Finding deps

Searching for Deps

Whenever a public dep is run with babushka, the result is recorded anonymously in a public database at babushka.me. You can query this database using babushka’s search subcommand: it returns a list of matching deps, along with a measure of their popularity and reliability.

A public dep is a dep whose source has a public URL — something like git:// or http://. There’s more information on dep sources in the running section, but for now: a dep is public when you run it directly from someone’s public source; otherwise, it’s probably private.

To find, say, deps about coffee, run this command:

$ babushka search coffee

You’ll see a table of results returned by the web service.

The webservice has a public API that babushka accesses. You can hit the API directly if you like; the search url is /deps/search.json/<query>. More details are in the app’s routing table.

Because it’s truly anonymous, the results are gameable. Please refrain from taking advantage of that. :)

Trust

Deps can run any ruby code. Since ruby can shell out, a dep can run any code at all. A maliciously written dep could add your machine to a botnet, or email your ssh key to a mobster, or anything crafty or untoward you can think of.

(This is true of any code you run on your machine. If you run it, you’re trusting it.)

Babushka has no security features at all. This is by design, because the only real type of security is a network of trust. Anything else is, as Linus Torvalds said, masturbation.

The upshot: Only run deps written by people you trust to get them right, or deps whose code you’ve inspected beforehand.

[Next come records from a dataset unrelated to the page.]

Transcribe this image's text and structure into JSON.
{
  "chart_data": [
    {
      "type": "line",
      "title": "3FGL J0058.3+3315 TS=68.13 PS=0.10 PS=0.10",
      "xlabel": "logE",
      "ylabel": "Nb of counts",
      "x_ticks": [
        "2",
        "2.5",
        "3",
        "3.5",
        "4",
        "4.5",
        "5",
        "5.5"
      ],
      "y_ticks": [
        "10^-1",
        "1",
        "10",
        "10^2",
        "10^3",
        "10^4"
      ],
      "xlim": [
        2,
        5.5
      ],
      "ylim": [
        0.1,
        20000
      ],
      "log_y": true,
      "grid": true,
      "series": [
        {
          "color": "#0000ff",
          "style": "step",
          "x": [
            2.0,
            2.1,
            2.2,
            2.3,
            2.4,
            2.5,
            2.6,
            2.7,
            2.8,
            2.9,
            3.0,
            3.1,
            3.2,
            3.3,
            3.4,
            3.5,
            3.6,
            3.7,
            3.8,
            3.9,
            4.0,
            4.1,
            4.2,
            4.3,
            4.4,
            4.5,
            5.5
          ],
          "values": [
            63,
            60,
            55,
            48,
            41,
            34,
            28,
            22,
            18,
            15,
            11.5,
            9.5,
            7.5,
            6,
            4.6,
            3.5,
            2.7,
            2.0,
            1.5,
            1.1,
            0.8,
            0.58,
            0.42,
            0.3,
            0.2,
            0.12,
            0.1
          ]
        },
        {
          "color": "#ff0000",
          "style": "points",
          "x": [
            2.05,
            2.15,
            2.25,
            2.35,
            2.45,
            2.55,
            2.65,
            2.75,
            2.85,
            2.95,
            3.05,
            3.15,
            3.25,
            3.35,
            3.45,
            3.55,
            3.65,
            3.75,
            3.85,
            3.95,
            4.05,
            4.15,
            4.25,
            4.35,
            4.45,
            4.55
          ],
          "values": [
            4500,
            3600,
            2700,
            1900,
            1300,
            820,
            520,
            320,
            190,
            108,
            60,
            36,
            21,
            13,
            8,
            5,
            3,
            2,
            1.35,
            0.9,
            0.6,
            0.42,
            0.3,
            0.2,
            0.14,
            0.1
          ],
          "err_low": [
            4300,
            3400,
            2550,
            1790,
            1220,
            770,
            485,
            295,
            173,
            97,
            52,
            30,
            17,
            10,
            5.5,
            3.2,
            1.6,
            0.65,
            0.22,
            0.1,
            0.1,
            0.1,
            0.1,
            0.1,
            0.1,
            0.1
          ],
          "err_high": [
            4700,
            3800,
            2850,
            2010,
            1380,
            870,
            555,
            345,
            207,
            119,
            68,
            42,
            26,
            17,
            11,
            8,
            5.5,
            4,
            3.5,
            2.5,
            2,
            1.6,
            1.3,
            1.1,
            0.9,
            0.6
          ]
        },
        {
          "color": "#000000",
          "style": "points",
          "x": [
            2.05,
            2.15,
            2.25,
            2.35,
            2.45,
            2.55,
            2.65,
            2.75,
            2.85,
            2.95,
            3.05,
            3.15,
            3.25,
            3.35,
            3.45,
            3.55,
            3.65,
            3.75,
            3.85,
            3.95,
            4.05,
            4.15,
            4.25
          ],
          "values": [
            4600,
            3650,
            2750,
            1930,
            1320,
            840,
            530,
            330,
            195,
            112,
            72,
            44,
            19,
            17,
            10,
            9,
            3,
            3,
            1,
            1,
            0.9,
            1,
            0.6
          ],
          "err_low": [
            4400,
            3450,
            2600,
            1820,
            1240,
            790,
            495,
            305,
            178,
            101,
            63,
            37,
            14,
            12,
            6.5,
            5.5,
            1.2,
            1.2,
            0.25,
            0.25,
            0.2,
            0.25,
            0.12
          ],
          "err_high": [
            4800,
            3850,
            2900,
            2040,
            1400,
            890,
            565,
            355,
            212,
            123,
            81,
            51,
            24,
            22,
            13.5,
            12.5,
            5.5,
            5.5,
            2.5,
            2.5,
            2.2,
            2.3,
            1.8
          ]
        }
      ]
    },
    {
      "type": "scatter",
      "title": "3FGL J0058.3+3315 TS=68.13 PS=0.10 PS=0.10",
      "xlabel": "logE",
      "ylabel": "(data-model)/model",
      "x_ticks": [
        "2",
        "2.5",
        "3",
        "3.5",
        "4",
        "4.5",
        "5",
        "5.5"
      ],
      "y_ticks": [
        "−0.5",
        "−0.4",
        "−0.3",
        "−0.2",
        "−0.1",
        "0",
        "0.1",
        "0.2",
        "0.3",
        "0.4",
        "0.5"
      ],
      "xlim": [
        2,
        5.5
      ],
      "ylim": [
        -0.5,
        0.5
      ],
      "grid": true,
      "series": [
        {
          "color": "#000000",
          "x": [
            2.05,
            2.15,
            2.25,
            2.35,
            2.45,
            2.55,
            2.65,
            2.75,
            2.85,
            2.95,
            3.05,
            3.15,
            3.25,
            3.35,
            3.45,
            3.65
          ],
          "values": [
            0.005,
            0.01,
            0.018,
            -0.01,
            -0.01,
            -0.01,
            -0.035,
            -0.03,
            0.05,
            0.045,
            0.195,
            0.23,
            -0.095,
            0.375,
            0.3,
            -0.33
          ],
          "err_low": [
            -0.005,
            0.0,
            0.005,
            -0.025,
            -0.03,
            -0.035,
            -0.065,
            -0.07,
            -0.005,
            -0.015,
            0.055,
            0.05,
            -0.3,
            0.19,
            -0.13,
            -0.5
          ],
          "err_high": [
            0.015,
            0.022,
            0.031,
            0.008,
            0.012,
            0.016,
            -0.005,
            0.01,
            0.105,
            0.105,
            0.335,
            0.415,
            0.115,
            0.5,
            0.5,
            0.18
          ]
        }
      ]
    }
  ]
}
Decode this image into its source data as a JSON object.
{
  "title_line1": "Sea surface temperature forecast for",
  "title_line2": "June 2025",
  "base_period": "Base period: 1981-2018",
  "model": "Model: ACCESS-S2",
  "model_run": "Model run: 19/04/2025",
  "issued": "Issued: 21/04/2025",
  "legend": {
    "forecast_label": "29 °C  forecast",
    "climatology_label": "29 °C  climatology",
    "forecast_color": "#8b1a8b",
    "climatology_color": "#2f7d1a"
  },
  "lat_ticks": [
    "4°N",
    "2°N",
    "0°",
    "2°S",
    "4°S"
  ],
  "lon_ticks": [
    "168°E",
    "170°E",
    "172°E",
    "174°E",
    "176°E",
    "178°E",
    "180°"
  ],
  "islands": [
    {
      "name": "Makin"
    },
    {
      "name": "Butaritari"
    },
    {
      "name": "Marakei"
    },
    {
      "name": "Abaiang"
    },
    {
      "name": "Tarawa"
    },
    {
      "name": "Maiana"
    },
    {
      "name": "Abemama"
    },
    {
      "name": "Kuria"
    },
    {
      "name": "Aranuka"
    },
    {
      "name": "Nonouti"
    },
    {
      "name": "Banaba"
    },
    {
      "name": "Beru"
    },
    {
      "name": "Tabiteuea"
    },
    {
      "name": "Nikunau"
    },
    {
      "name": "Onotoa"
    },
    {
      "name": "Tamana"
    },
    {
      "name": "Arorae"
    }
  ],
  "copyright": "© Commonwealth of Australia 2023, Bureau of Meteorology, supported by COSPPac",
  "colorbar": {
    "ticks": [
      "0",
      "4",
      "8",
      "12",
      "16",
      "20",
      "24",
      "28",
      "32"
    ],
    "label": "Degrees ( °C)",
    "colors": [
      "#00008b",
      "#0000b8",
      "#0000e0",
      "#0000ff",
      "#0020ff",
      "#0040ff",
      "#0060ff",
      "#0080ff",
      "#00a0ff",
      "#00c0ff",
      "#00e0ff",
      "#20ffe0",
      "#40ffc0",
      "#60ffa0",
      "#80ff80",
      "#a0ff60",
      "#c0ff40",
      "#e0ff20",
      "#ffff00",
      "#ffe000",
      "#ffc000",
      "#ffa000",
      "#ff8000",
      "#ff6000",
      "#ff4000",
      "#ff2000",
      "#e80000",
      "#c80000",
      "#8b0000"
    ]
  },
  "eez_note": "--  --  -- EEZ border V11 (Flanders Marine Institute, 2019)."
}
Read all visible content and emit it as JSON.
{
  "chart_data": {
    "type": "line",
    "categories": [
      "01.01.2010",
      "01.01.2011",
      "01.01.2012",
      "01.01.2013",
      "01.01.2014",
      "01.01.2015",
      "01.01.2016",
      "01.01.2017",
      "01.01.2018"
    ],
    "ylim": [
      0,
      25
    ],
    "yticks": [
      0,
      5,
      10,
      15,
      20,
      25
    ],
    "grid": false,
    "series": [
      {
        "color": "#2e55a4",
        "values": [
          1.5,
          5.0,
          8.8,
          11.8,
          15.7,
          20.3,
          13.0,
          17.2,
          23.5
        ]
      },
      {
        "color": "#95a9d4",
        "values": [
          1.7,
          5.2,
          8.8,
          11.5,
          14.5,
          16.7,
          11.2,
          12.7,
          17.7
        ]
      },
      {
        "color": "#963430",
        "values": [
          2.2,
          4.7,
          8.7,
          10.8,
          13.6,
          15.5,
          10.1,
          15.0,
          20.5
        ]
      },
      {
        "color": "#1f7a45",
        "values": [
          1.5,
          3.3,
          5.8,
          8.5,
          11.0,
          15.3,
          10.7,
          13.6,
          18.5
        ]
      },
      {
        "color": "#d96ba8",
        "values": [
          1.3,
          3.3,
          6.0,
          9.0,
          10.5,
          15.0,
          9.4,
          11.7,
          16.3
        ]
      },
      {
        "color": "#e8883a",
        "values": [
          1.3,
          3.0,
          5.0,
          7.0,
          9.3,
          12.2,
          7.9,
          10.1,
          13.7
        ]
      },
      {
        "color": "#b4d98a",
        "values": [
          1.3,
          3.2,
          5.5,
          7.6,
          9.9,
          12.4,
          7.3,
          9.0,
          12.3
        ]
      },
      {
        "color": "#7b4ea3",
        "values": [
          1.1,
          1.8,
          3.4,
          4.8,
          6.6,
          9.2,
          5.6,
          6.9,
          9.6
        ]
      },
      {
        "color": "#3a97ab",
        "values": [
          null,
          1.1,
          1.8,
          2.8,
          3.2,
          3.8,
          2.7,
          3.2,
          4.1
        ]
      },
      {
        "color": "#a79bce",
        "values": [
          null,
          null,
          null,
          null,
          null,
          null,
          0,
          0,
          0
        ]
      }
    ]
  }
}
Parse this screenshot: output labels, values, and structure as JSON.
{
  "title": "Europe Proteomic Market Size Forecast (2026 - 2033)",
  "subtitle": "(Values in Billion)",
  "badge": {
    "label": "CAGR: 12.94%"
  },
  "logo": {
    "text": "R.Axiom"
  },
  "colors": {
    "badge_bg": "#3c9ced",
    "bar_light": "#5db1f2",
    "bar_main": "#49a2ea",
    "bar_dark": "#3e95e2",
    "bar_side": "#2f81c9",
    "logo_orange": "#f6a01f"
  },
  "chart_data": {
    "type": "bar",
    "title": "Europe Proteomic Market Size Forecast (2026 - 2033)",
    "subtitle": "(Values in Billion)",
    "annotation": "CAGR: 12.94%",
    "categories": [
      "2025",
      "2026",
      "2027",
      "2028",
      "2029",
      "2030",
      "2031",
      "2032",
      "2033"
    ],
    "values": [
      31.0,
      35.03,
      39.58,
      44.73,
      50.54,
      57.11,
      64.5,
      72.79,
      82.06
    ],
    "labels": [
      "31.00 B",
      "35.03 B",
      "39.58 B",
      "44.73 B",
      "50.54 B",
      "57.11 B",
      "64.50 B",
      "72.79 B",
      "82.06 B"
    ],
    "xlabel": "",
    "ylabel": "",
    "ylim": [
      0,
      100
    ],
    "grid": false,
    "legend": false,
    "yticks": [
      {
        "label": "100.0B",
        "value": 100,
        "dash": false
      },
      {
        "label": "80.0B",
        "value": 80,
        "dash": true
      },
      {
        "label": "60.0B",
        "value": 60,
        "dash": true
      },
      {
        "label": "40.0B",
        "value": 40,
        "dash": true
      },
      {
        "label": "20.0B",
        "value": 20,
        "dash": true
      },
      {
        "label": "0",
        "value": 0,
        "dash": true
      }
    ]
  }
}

In particular, --dry-run is not a contract; it’s an honour system. A badly written dep could still change your system even when you use --dry-run.

Dep sources are shared using git, so you can rely on their immutability once you’ve checked the refs, like any git repo.

Dep Locations

There are three standard locations that babushka will search within to find deps.

Babushka will find deps in those locations by default. Other deps — ones published by other people, for example — are found in dep sources.

Dep Sources

A dep source is just a git repo, with some deps in it. There’s no structure to a dep source – the .rb files within it can have any names and be within any directory structure you like.

As a convention, I tend to keep related deps together in top-level .rb files, and use a top-level templates/ directory for meta deps. But the layout of the files and directories doesn’t affect the way babushka makes the deps & templates available, so use whatever convention you like.